Anyone who reads my newsletter knows what an evangelist I am for thinking before you write. This is not to say that I am a fan of detailed, complex, rigid outlines that lull you into thinking you can know every nuance of a massive complex creation before you create it – I am not. But I am a huge fan of intentionality and knowing your characters and knowing your point and being aware of your audience, and I am constantly pushing writers – including myself – to bring more of all of this kind of thinking into the writing process as early as humanly possible. It makes an enormous difference to have a target at which you are aiming, even if you end up somewhere slightly to the right or left, or above or below, the bullseye.

That being said, the truth is that you can’t know everything before you write. You can know some things, and critically important things, but the heart and soul of the book? I believe that the only way to get there is by writing.

I have experience this reality myself multiple times. When I was writing my novel, The Only True Genius in the Family, I knew what it was about in a ballpark sort of way, and that was enough to guide me towards the end. But it wasn’t until I literally wrote the last scene that I really got it in my bones. (Well, actually, I didn’t get it all. I had a brilliant editor who had to hit me over the head with a 2x4 in order for me to see it.  I had planted the seeds of the story and watered them and made sure they got sun and made sure there were no snails or deer to eat them, but they didn’t really bloom until she said, “LOOK WHAT YOU WROTE, JENNIE.” I remember I laughed out loud. It was so obvious. It was right there….)

I have coached writers through this dawning of awareness dozens and dozens of times. Most recently, it happened with a writer who after a year of working on a novel with me finally realized what it was really about. We had been talking about the point and the topic and the deep story and the theme all that time but she just hadn’t FELT it.  She didn’t OWN it.

Not long before that, it happened with a writer who finished her manuscript and suddenly couldn’t wait to go back to Page 1 to strengthen her point, because she finally really GOT it.  

It’s truly like a lightbulb going off, like a lightning strike. It feels like an electric jolt. Like a deep, soul-level recognition of what was there in your head all along – and it is both a thrill and a relief.

The question then becomes – what do you DO with that knowledge about what your story is really about? Odds are good that point that you have a complete or nearly complete manuscript. So what do you physically DO?

The answer that I use in my own work and in my coaching is something I call The Golden Thread.

Imagine that your manuscript is a tapestry. It has a pattern carefully woven into place. The golden thread is your newfound awareness of what your story is really about.
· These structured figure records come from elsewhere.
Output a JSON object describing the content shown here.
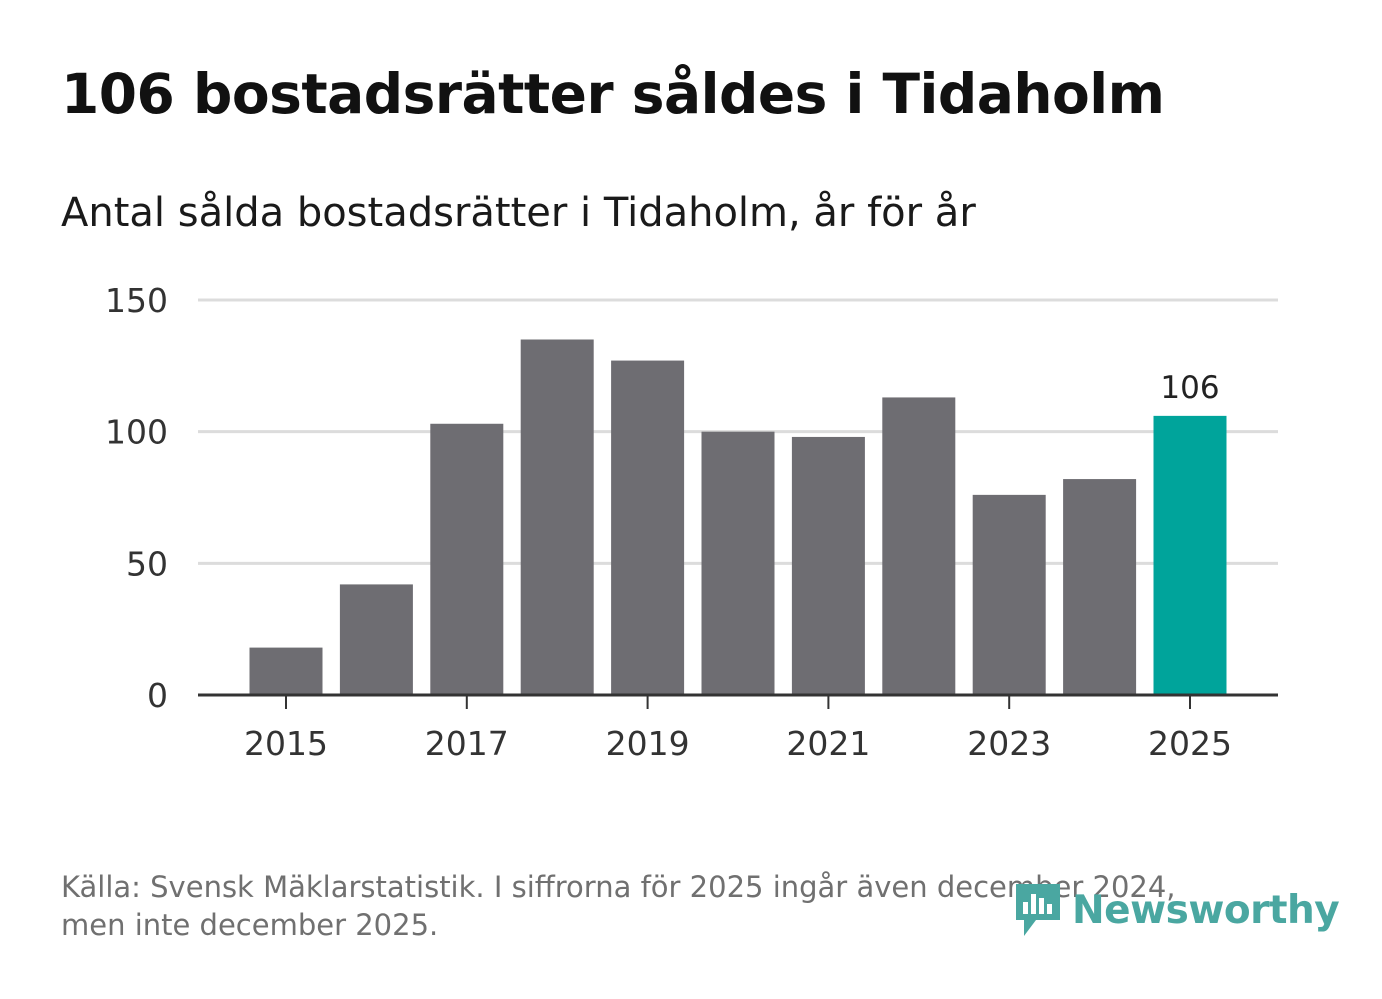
{
  "title": "106 bostadsrätter såldes i Tidaholm",
  "subtitle": "Antal sålda bostadsrätter i Tidaholm, år för år",
  "footer": {
    "line1": "Källa: Svensk Mäklarstatistik. I siffrorna för 2025 ingår även december 2024,",
    "line2": "men inte december 2025."
  },
  "logo": {
    "text": "Newsworthy",
    "icon": "newsworthy-logo-icon"
  },
  "colors": {
    "bar": "#6e6d72",
    "highlight": "#00a49b",
    "grid": "#dcdcdc",
    "axis": "#333333",
    "logo": "#4aa7a1"
  },
  "chart_data": {
    "type": "bar",
    "title": "106 bostadsrätter såldes i Tidaholm",
    "subtitle": "Antal sålda bostadsrätter i Tidaholm, år för år",
    "categories": [
      2015,
      2016,
      2017,
      2018,
      2019,
      2020,
      2021,
      2022,
      2023,
      2024,
      2025
    ],
    "values": [
      18,
      42,
      103,
      135,
      127,
      100,
      98,
      113,
      76,
      82,
      106
    ],
    "highlight_category": 2025,
    "highlight_label": "106",
    "ylim": [
      0,
      150
    ],
    "yticks": [
      "0",
      "50",
      "100",
      "150"
    ],
    "xticks": [
      "2015",
      "2017",
      "2019",
      "2021",
      "2023",
      "2025"
    ],
    "xlabel": "",
    "ylabel": "",
    "grid": true,
    "legend": "none"
  }
}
If you weave the golden thread throughout your tapestry, it’s going to sparkle and shine. It’s going to be the thing that draw’s the viewer’s eye, and takes your tapestry from good to great, or from great to extraordinary. It’s the thing thing that gives it meaning.

Here’s how it works:

1.)  You have to anchor the golden thread to the very start of your book – often in the very first sentence, or paragraph, or page. It needs to be there, shining and bright, so that the reader can track it as they go. If this means re-writing your opening paragraph, or page, or even the entire chapter – fine. Do it. That kind of edit is what we call serving the story (instead of your ego) and it’s what all good writers eventually learn how to do. When people talk about “killing your darlings,” that’s what they mean: let go of what isn’t working even if you love how it looks or sounds.

2.)  Imagine now taking that golden thread and making stitches across the work. There will be moments when the reader will see a flash of it, and moments when it is not visible at all, but it always there, vibrating in its golden thread way. You will do this all the way through the entire work, sometimes letting the thread shine through several times on a page, other times not for entire chapters.

3.)  How do you know when to show the thread and when to send it beneath the surface of the story? Do a revision where the only thing you do is look for places to show The Golden Thread. Imagine that you are the reader. Really put yourself in the shoes of someone who is not you (check out my How to Edit document to see how this is done) and look for places where they might feel cheated. Look for places where you were stingy, where you were holding back (information, emotion, the truth, yourself) and then don’t be stingy: let the gold shine through. You might only be adding a word here and there, a phrase or a sentence or a whole paragraph, but if put in the right places, it will be more than enough.

4.)  If you can’t find enough places for the thread to shine through, add them. Add scenes, arguments, chapters – anything you need to make room for The Golden Thread to shine. Think of the whole book as a frame or a showcase for The Golden Thread. You want to set it off in the best light. Change whatever you need to change to make sure you are doing that.

5.)  When you get to the end, of the book imagine that you are pulling the thread tight and anchoring it down again. This is your resolution – the point at which the reader really feels deep down the thing you want them to feel. This is when they can tell you what the book was about with as much assuredness as you yourself can.